Lian Qiao yaşlı bir baba hissiyle okul bahçesinde sinsice yürüdü ve doğruca RenDong’un sınıfına yöneldi. İkinci sınıf okul binasının birinci katındaydı ve bölge sınıfı koridorun sonundaydı. Şu anda her sınıfta ders veren genç öğretmenler vardı, pencereler açıktı ve koridorlar boştu.


Lian Qiao eğildi ve sınıfların önünden hızlıca yürüdü. Kalbi heyecanla göğsünden fırlayacakmış gibi atıyordu.


Neredeyse orada, neredeyse orada!
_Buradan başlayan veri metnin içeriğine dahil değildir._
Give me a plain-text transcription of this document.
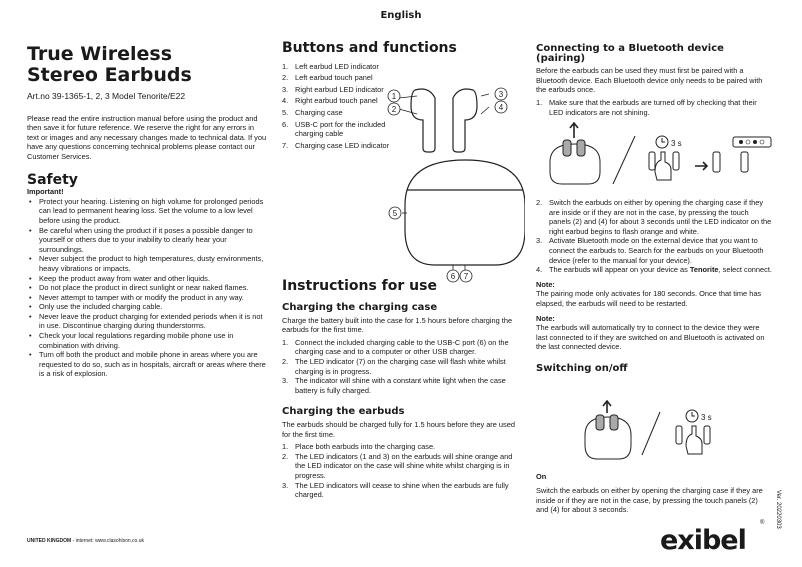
English
True Wireless
Stereo Earbuds

Art.no 39-1365-1, 2, 3 Model Tenorite/E22

Please read the entire instruction manual before using the product and then save it for future reference. We reserve the right for any errors in text or images and any necessary changes made to technical data. If you have any questions concerning technical problems please contact our Customer Services.

Safety

Important!

• Protect your hearing. Listening on high volume for prolonged periods can lead to permanent hearing loss. Set the volume to a low level before using the product.
• Be careful when using the product if it poses a possible danger to yourself or others due to your inability to clearly hear your surroundings.
• Never subject the product to high temperatures, dusty environments, heavy vibrations or impacts.
• Keep the product away from water and other liquids.
• Do not place the product in direct sunlight or near naked flames.
• Never attempt to tamper with or modify the product in any way.
• Only use the included charging cable.
• Never leave the product charging for extended periods when it is not in use. Discontinue charging during thunderstorms.
• Check your local regulations regarding mobile phone use in combination with driving.
• Turn off both the product and mobile phone in areas where you are requested to do so, such as in hospitals, aircraft or areas where there is a risk of explosion.
Buttons and functions
1. Left earbud LED indicator
2. Left earbud touch panel
3. Right earbud LED indicator
4. Right earbud touch panel
5. Charging case
6. USB-C port for the included charging cable
7. Charging case LED indicator
Instructions for use
Charging the charging case

Charge the battery built into the case for 1.5 hours before charging the earbuds for the first time.

1. Connect the included charging cable to the USB-C port (6) on the charging case and to a computer or other USB charger.
2. The LED indicator (7) on the charging case will flash white whilst charging is in progress.
3. The indicator will shine with a constant white light when the case battery is fully charged.
Charging the earbuds

The earbuds should be charged fully for 1.5 hours before they are used for the first time.

1. Place both earbuds into the charging case.
2. The LED indicators (1 and 3) on the earbuds will shine orange and the LED indicator on the case will shine white whilst charging is in progress.
3. The LED indicators will cease to shine when the earbuds are fully charged.
1
2
3
4
5
6 7
Connecting to a Bluetooth device (pairing)

Before the earbuds can be used they must first be paired with a Bluetooth device. Each Bluetooth device only needs to be paired with the earbuds once.

1. Make sure that the earbuds are turned off by checking that their LED indicators are not shining.
2. Switch the earbuds on either by opening the charging case if they are inside or if they are not in the case, by pressing the touch panels (2) and (4) for about 3 seconds until the LED indicator on the right earbud begins to flash orange and white.
3. Activate Bluetooth mode on the external device that you want to connect the earbuds to. Search for the earbuds on your Bluetooth device (refer to the manual for your device).
4. The earbuds will appear on your device as Tenorite, select connect.

Note:

The pairing mode only activates for 180 seconds. Once that time has elapsed, the earbuds will need to be restarted.

Note:

The earbuds will automatically try to connect to the device they were last connected to if they are switched on and Bluetooth is activated on the last connected device.

Switching on/off

On

Switch the earbuds on either by opening the charging case if they are inside or if they are not in the case, by pressing the touch panels (2) and (4) for about 3 seconds.

3 s
3 s
UNITED KINGDOM - internet: www.clasohlson.co.uk
Ver. 20220303
exibel
®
Onu yakında göreceğim!


Lian Qiao heyecandan yüzünde sapkın bir gülümsemenin belirmesine engel olamadı. Şu anda okul müdürü oradan geçse kesinlikle polisi arar ve onu sapık bir sübyancı olarak tutuklatırdı.


Neyse ki yıllardır oynadığı takip oyunları boşuna değildi. Lian Qiao bölge sınıfın girişine kolayca varmıştı, kulakları hâlâ kendi atan kalbinin sesiyle yankılanıyordu ki, keskin ve sert bir azarlama kulak zarlarını çelik bir iğne gibi deldi.


"Yine mi ödevini yapmadın? Xu RenDong, hâlâ çalışmak istiyor musun, istemiyor musun?!"


Lian Qiao'nun vücudu sanki kendi kulakları çekilmiş gibi titredi.


Parmak ucunda pencere pervazının altına girdi ve sessizce içeri baktı. Sınıfta düzinelerce öğrenci vardı; hepsi de dimdik oturuyor, küçük elleri küçük sıralarının üzerinde dürüstçe duruyordu, gözlerini kırpmadan kürsüye bakıyorlardı.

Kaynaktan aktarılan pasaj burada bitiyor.